To suggestions 3, 4 and 6, data acquisition, analysis and filtering are important in HRV studies. There are a lot of hardware and software for measuring HRV; some can calculate HRV in a real-time manner and some needs further analysis of the heart rate signals. The performance of distinct devices differs a lot. HRV is affected by the algorithm and filtering. The filtering is important for removing the artefacts and reducing the influence of outliers. The algorithm is involved with the correct interpretation of the R wave and the exclusion of ventricular premature complex. To examine whether calculated HRV is reliable, it is suggested to store the raw signal of electrocardiography. It is helpful for further checking by experts or re-calculating with another software. About these points, we agree with Santos-de-Araújo and Pontes-Silva’s suggestions.
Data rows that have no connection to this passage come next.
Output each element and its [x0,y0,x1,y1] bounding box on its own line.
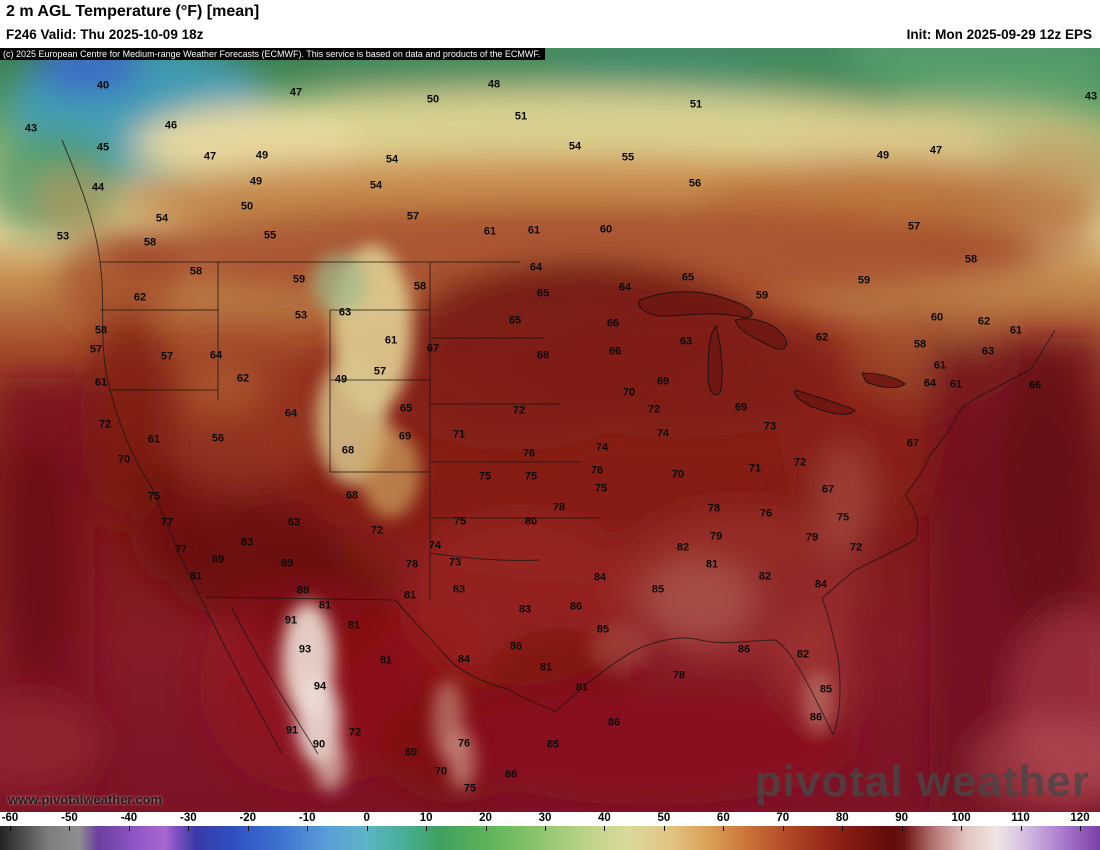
colorbar-tick-label: -40 [120,812,138,824]
colorbar-tick [426,826,428,831]
colorbar: -60 -50 -40 -30 -20 -10 0 10 20 30 40 50 60 70 80 90 100… [0,812,1100,850]
colorbar-tick [69,826,71,831]
watermark-url: www.pivotalweather.com [8,792,163,807]
geo-borders [61,139,1056,755]
colorbar-tick-label: 20 [479,812,492,824]
colorbar-tick-label: 120 [1070,812,1090,824]
temperature-field-details [282,245,834,791]
colorbar-tick-label: -50 [61,812,78,824]
colorbar-tick-label: 100 [951,812,971,824]
colorbar-tick-label: -60 [1,812,19,824]
page-title: 2 m AGL Temperature (°F) [mean] [6,3,260,20]
colorbar-tick-label: 10 [419,812,433,824]
colorbar-tick [485,826,487,831]
colorbar-tick-label: 40 [598,812,611,824]
colorbar-tick [663,826,665,831]
copyright-strip: (c) 2025 European Centre for Medium-rang… [0,48,546,60]
colorbar-tick-label: 50 [657,812,671,824]
header: 2 m AGL Temperature (°F) [mean] F246 Val… [0,0,1100,48]
watermark-brand: pivotal weather [754,757,1090,806]
colorbar-labels: -60 -50 -40 -30 -20 -10 0 10 20 30 40 50 60 70 80 90 100… [0,812,1100,825]
colorbar-tick [1080,826,1081,831]
colorbar-tick [1020,826,1022,831]
colorbar-tick [723,826,725,831]
colorbar-tick [842,826,844,831]
colorbar-tick [366,826,368,831]
great-lakes [638,291,906,415]
colorbar-tick [128,826,130,831]
colorbar-tick [961,826,963,831]
temperature-map: (c) 2025 European Centre for Medium-rang… [0,48,1100,812]
colorbar-tick [545,826,546,831]
valid-time-label: F246 Valid: Thu 2025-10-09 18z [6,27,204,42]
colorbar-tick [604,826,606,831]
temperature-map-svg [0,48,1100,812]
colorbar-tick [10,826,11,831]
colorbar-tick-label: 0 [363,812,370,824]
colorbar-tick [782,826,784,831]
colorbar-tick-label: 90 [895,812,909,824]
init-time-label: Init: Mon 2025-09-29 12z EPS [906,27,1092,42]
colorbar-tick [188,826,190,831]
colorbar-tick-label: 30 [538,812,552,824]
colorbar-tick [901,826,903,831]
colorbar-tick-label: 80 [835,812,849,824]
colorbar-tick-label: -20 [239,812,257,824]
colorbar-gradient [0,826,1100,850]
colorbar-tick [307,826,309,831]
colorbar-tick-label: 70 [776,812,790,824]
colorbar-tick [247,826,249,831]
colorbar-tick-label: 60 [716,812,730,824]
colorbar-tick-label: -30 [180,812,197,824]
colorbar-tick-label: 110 [1011,812,1030,824]
colorbar-tick-label: -10 [298,812,316,824]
Several of the above points were also discussed in another recent article (Huang et al., 2022). In addition, when applying HRV in studies about dementia or neurocognitive disorders, the main challenge should be the confounder issue. Older adults often have physical comorbidity and are more likely to take medications. A careful study design is needed to diminish the possible influence of these factors.
Thanks again for Santos-de-Araújo and Pontes-Silva’s letter and the possibility of discussing these issues.
Footnotes
Declaration of Conflicting Interests
The author(s) declared no potential conflicts of interest with respect to the research, authorship and/or publication of this article.
Funding
The author(s) received no financial support for the research, authorship and/or publication of this article.